What are the reasons for loss of water?
Hellish Atmosphere:
- The first is its hellish atmosphere which is a result of its carbon dioxide-rich composition, which causes a strong greenhouse effect.
- The planet’s surface is hotter than water’s boiling point, simmering at 450 degrees C. So water can only exist as vapor in Venus’ atmosphere.
Planet’s proximity to the Sun:
- The Sun’s heat and ultraviolet radiation combined to shred water molecules into their constituent hydrogen and oxygen atoms in Venus’s ionosphere — the upper region of the atmosphere, where charged atoms, molecules, and their electrons zoom around at high speeds.
- The two theories broadly blame thermal and non-thermal processes for the water loss.
- The thermal process refers to hydrodynamic escape. As the Sun heated Venus’s outer atmosphere, it expanded, allowing hydrogen gas to leak to space.
- This escape lasted until the outer atmosphere sufficiently cooled, by about 2.5 billion years ago.
HCO+ dissociative recombination reaction (DR):
- Scientists have known for a while that HCO+ molecules drive hydrogen escape on Mars.
- On Venus, the HCO+ dissociative recombination reaction (DR) occurs in bulk at an altitude of about 125 km, above the clouds made of sulphuric acid.
- HCO+ is created when a carbon monoxide molecule (CO) loses an electron while absorbing an hydrogen atom.
- DR is the reverse reaction: HCO+ absorbs an electron and breaks up into CO and a hydrogen atom. These energetic hydrogen atoms then escape into space.
- It was found that the reaction accelerated water decline once the hydrodynamic escape of hydrogen gas ended.
- HCO+ DR could have doubled the rate at which Venus lost water by hydrogen escape.

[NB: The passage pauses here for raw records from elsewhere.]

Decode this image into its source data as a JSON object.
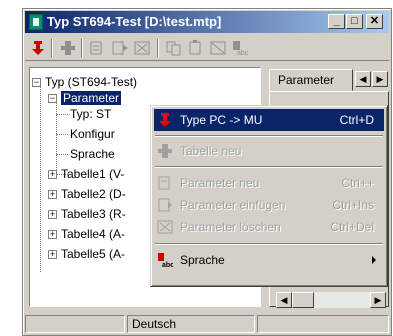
{
  "window": {
    "title": "Typ ST694-Test [D:\\test.mtp]",
    "minimize_label": "_",
    "maximize_label": "□",
    "close_label": "✕"
  },
  "toolbar": {
    "buttons": [
      "type-pc-mu-icon",
      "table-new-icon",
      "param-new-icon",
      "param-insert-icon",
      "param-delete-icon",
      "copy-icon",
      "paste-icon",
      "delete-icon",
      "language-icon"
    ]
  },
  "tree": {
    "root": "Typ (ST694-Test)",
    "parameter": "Parameter",
    "typ": "Typ: ST",
    "konfig": "Konfigur",
    "sprache": "Sprache",
    "tabelle1": "Tabelle1 (V-",
    "tabelle2": "Tabelle2 (D-",
    "tabelle3": "Tabelle3 (R-",
    "tabelle4": "Tabelle4 (A-",
    "tabelle5": "Tabelle5 (A-",
    "minus": "−",
    "plus": "+"
  },
  "right_panel": {
    "tab_label": "Parameter",
    "left_arrow": "◀",
    "right_arrow": "▶"
  },
  "statusbar": {
    "language": "Deutsch"
  },
  "context_menu": {
    "items": [
      {
        "label": "Type PC -> MU",
        "shortcut": "Ctrl+D"
      },
      {
        "label": "Tabelle neu",
        "shortcut": ""
      },
      {
        "label": "Parameter neu",
        "shortcut": "Ctrl++"
      },
      {
        "label": "Parameter einfügen",
        "shortcut": "Ctrl+Ins"
      },
      {
        "label": "Parameter löschen",
        "shortcut": "Ctrl+Del"
      },
      {
        "label": "Sprache",
        "shortcut": ""
      }
    ]
  },
  "colors": {
    "highlight": "#0a246a",
    "title_gradient_end": "#a6caf0",
    "face": "#d4d0c8"
  }
}
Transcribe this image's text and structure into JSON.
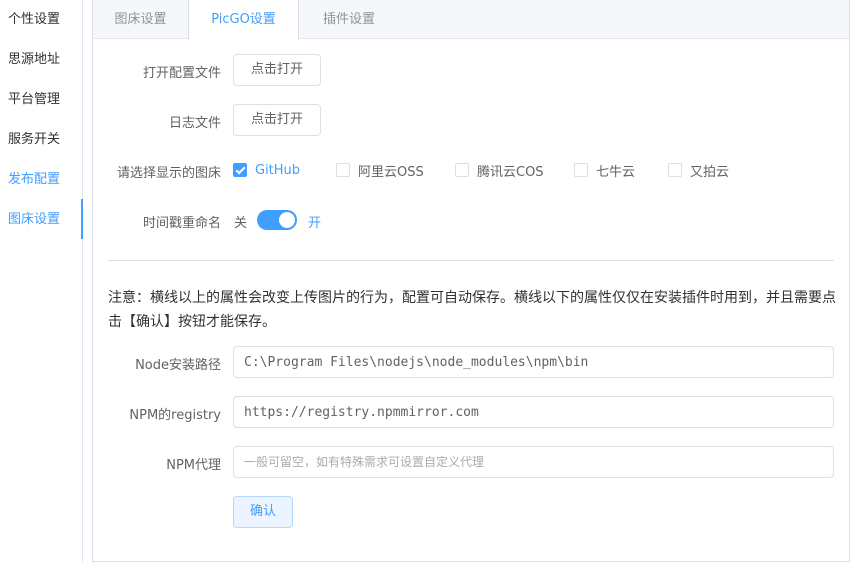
{
  "sidebar": {
    "items": [
      {
        "label": "个性设置"
      },
      {
        "label": "思源地址"
      },
      {
        "label": "平台管理"
      },
      {
        "label": "服务开关"
      },
      {
        "label": "发布配置"
      },
      {
        "label": "图床设置"
      }
    ],
    "active_index": 5
  },
  "tabs": [
    {
      "label": "图床设置"
    },
    {
      "label": "PicGO设置"
    },
    {
      "label": "插件设置"
    }
  ],
  "active_tab": 1,
  "form": {
    "open_config": {
      "label": "打开配置文件",
      "button": "点击打开"
    },
    "log_file": {
      "label": "日志文件",
      "button": "点击打开"
    },
    "image_bed": {
      "label": "请选择显示的图床",
      "options": [
        {
          "label": "GitHub",
          "checked": true
        },
        {
          "label": "阿里云OSS",
          "checked": false
        },
        {
          "label": "腾讯云COS",
          "checked": false
        },
        {
          "label": "七牛云",
          "checked": false
        },
        {
          "label": "又拍云",
          "checked": false
        }
      ]
    },
    "rename": {
      "label": "时间戳重命名",
      "off_text": "关",
      "on_text": "开",
      "enabled": true
    }
  },
  "note": "注意：横线以上的属性会改变上传图片的行为，配置可自动保存。横线以下的属性仅仅在安装插件时用到，并且需要点击【确认】按钮才能保存。",
  "plugin_form": {
    "node_path": {
      "label": "Node安装路径",
      "value": "C:\\Program Files\\nodejs\\node_modules\\npm\\bin"
    },
    "npm_registry": {
      "label": "NPM的registry",
      "value": "https://registry.npmmirror.com"
    },
    "npm_proxy": {
      "label": "NPM代理",
      "value": "",
      "placeholder": "一般可留空，如有特殊需求可设置自定义代理"
    },
    "confirm_button": "确认"
  },
  "colors": {
    "accent": "#409eff",
    "border": "#dcdfe6",
    "text": "#606266"
  }
}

- The model predicted that the amount of water on Venus would have stayed roughly the same from nearly 2 billion years ago.
- As a non-thermal process, the HCO+ DR reaction would’ve gone on indefinitely and drained all the water.
- The thermal process was time-bound because the upper atmosphere returned to thermal equilibrium.
About Venus:
- Venus is the second planet from the Sun, and the sixth largest planet.
- It’s the hottest planet in our solar system.
- Venus is a cloud-swaddled planet named for a love goddess, and often called Earth’s twin.
What are various missions to Venus?
BepiColombo:
- BepiColombo is a joint mission of the European Space Agency and the Japan Aerospace Exploration Agency to the planet Mercury.
- The mission comprises two satellites launched together: the Mercury Planetary Orbiter and Mio.
- Scientists found a signature of carbon ions escaping Venus in data collected by the BepiColombo spacecraft.
NASA’s MAVEN:
- MAVEN is a NASA spacecraft orbiting Mars to study the loss of that planet’s atmospheric gasses to space, providing insight into the history of the planet’s climate and water.